Good Moon Rising by Nancy Garden
If you're expecting the average dyke drama, then you're in the wrong theatre. On the other hand, if you're in the mood for a lovely love story, then you've got your nose in the right book.
Jan Montcrief is a lesbian thespian, only she doesn't know the half of it. The first half of it, that is. Enter Kerry Ann, a new student who's kind and refined, sweet and upbeat, and, much to Jan's chagrin, a natural at acting.
When Kerry Ann is cast in The Crucible in a role Jan was determined to land, while Jan is consigned--er, assigned--to the part of Assistant Director, Jan is resentful. But Kerry Ann, with all her sincerity and geniality and offer to relinquish the role, makes it difficult if not impossible for Jan to sustain her disdain.

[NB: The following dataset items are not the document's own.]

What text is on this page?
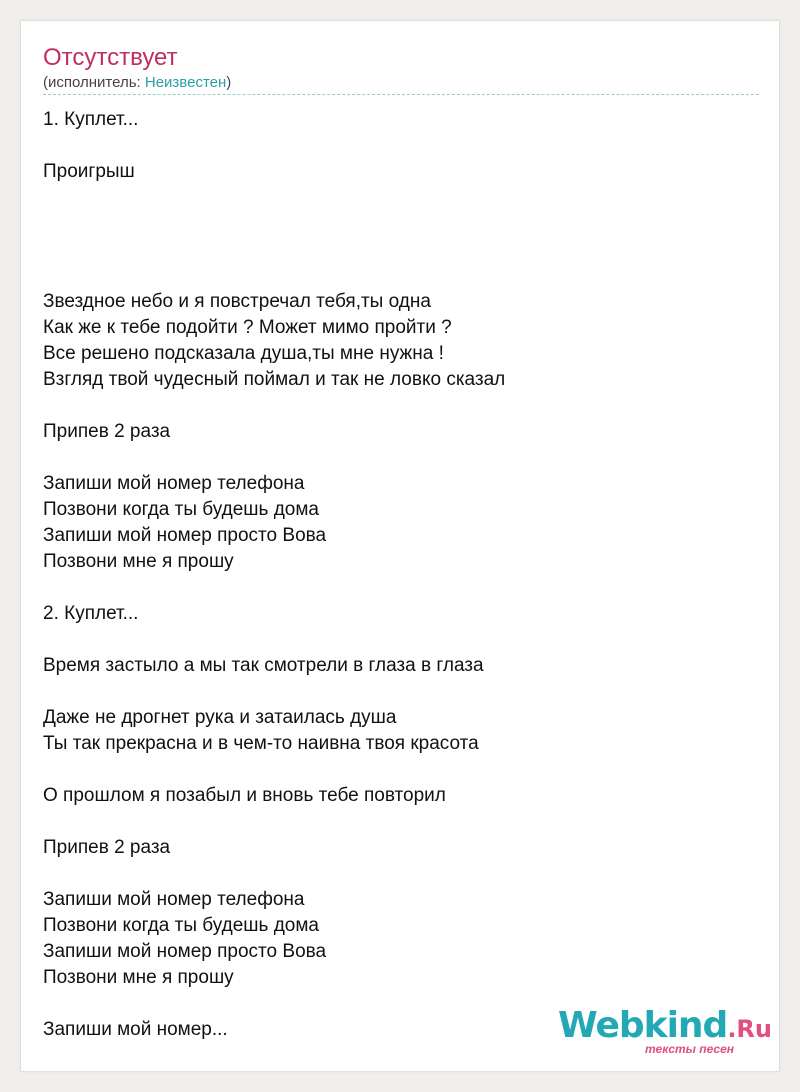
Отсутствует
(исполнитель: Неизвестен)
1. Куплет...
Проигрыш
Звездное небо и я повстречал тебя,ты одна
Как же к тебе подойти ? Может мимо пройти ?
Все решено подсказала душа,ты мне нужна !
Взгляд твой чудесный поймал и так не ловко сказал
Припев 2 раза
Запиши мой номер телефона
Позвони когда ты будешь дома
Запиши мой номер просто Вова
Позвони мне я прошу
2. Куплет...
Время застыло а мы так смотрели в глаза в глаза
Даже не дрогнет рука и затаилась душа
Ты так прекрасна и в чем-то наивна твоя красота
О прошлом я позабыл и вновь тебе повторил
Припев 2 раза
Запиши мой номер телефона
Позвони когда ты будешь дома
Запиши мой номер просто Вова
Позвони мне я прошу
Запиши мой номер...	Webkind.Ru
тексты песен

If you're expecting the average dyke drama, then you're in the wrong theatre. On the other hand, if you're in the mood for a lovely love story, then you've got your nose in the right book. Jan and Kerry Ann approach the evolution of their feelings for each other with a mixture of maturity, delight, and fright. They communicate beautifully, though not colloquially, which is my only criticism, as their conversations are hard to hear, so to speak. At the same time, however, their dialect underlines rather than undermines the perfection of their connection.
Not surprisingly, not everyone thinks they're so perfect for each other, which is why the couple is loath to be seen as a couple. There's this omnipresent fear that someone is waiting in the wings--the Right Wings--to harass or expose or reject them. The Crucible, a play about young women who accuse their fellow females of witchcraft and shenanigans with Satan, complements the girls' relationship in a way that is sharp yet subtle. I saw Jan and Kerry Ann with the Devil, testifies a blustery, arrogant, and suspected closet case of a cast member, who stirs up trouble as if it were a potion in a cauldron.
Can Jan and Kerry Ann's love upstage the hate? Or will it be curtains for them?